Mechanical properties and crack evolution of double-layer composite rock-like specimens with two parallel fissures under uniaxial compression

Abstract A large number of two-layer rock-like specimens composed of different combinations of materials and containing two fissures with 30°, 45° or 60° fissure angles were manufactured and carried out a series of uniaxial compression tests. A special parameter R related to the upper rock layer strength and lower rock layer strength was defined, and it was regarded to characterize the behavior of the different double-layer composite rock-like specimens.

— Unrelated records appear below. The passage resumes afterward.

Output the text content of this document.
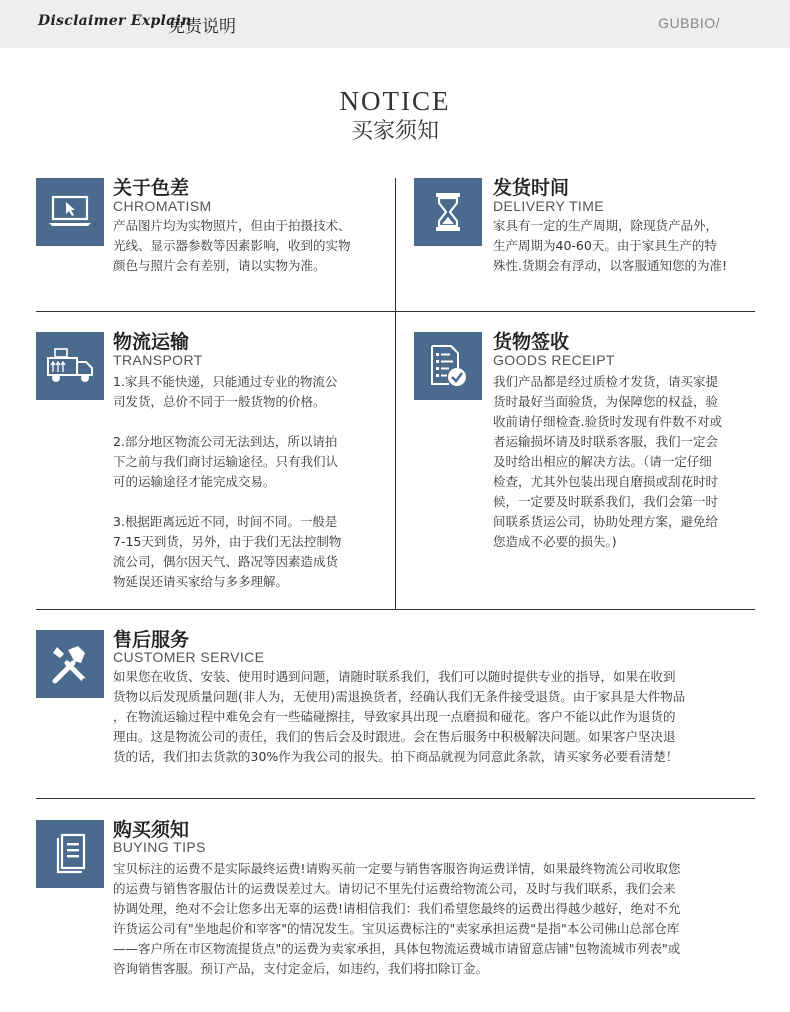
Disclaimer Explain
免责说明	GUBBIO/
NOTICE
买家须知
关于色差
CHROMATISM

产品图片均为实物照片，但由于拍摄技术、

光线、显示器参数等因素影响，收到的实物

颜色与照片会有差别，请以实物为准。

发货时间
DELIVERY TIME

家具有一定的生产周期，除现货产品外，

生产周期为40-60天。由于家具生产的特

殊性.货期会有浮动，以客服通知您的为准!

物流运输
TRANSPORT

1.家具不能快递，只能通过专业的物流公

司发货，总价不同于一般货物的价格。

2.部分地区物流公司无法到达，所以请拍

下之前与我们商讨运输途径。只有我们认

可的运输途径才能完成交易。

3.根据距离远近不同，时间不同。一般是

7-15天到货，另外，由于我们无法控制物

流公司，偶尔因天气、路况等因素造成货

物延误还请买家给与多多理解。

货物签收
GOODS RECEIPT

我们产品都是经过质检才发货，请买家提

货时最好当面验货，为保障您的权益，验

收前请仔细检查.验货时发现有件数不对或

者运输损坏请及时联系客服，我们一定会

及时给出相应的解决方法。（请一定仔细

检查，尤其外包装出现自磨损或刮花时时

候，一定要及时联系我们，我们会第一时

间联系货运公司，协助处理方案，避免给

您造成不必要的损失。)

售后服务
CUSTOMER SERVICE

如果您在收货、安装、使用时遇到问题，请随时联系我们，我们可以随时提供专业的指导，如果在收到

货物以后发现质量问题(非人为，无使用)需退换货者，经确认我们无条件接受退货。由于家具是大件物品

，在物流运输过程中难免会有一些磕碰擦挂，导致家具出现一点磨损和碰花。客户不能以此作为退货的

理由。这是物流公司的责任，我们的售后会及时跟进。会在售后服务中积极解决问题。如果客户坚决退

货的话，我们扣去货款的30%作为我公司的报失。拍下商品就视为同意此条款，请买家务必要看清楚！

购买须知
BUYING TIPS

宝贝标注的运费不是实际最终运费!请购买前一定要与销售客服咨询运费详情，如果最终物流公司收取您

的运费与销售客服估计的运费误差过大。请切记不里先付运费给物流公司，及时与我们联系，我们会来

协调处理，绝对不会让您多出无辜的运费!请相信我们：我们希望您最终的运费出得越少越好，绝对不允

许货运公司有"坐地起价和宰客"的情况发生。宝贝运费标注的"卖家承担运费"是指"本公司佛山总部仓库

——客户所在市区物流提货点"的运费为卖家承担，具体包物流运费城市请留意店铺"包物流城市列表"或

咨询销售客服。预订产品，支付定金后，如违约，我们将扣除订金。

The axial strength of the double-layer composite rock-like specimens containing two parallel fissures was greatly weakened by the presence of the fissures and the degree of weakening was related to the fissure angle and R, while the elastic and deformation modulus (Es and E50) were mainly affected by R. The axial strain e1c fluctuates between 9‰ and 12‰ and gradually stabilizes and was not directly related to the fissure angle or R. The digital image correlation method was used to analyze crack evolution behavior and it showed that the rock failure characteristics of the double-layer composite rock-like specimens were obviously different from those of ordinary single-layer rock specimens. The ultimate failure modes could be divided into two major categories of coalescence mode and no-coalescence mode, and each mode could be subdivided into three types, which were mainly influenced by R and secondly influenced by the fissure angle. The results also indicate that the interface between the upper rock layer and the lower rock layer can play a role in linking cracks.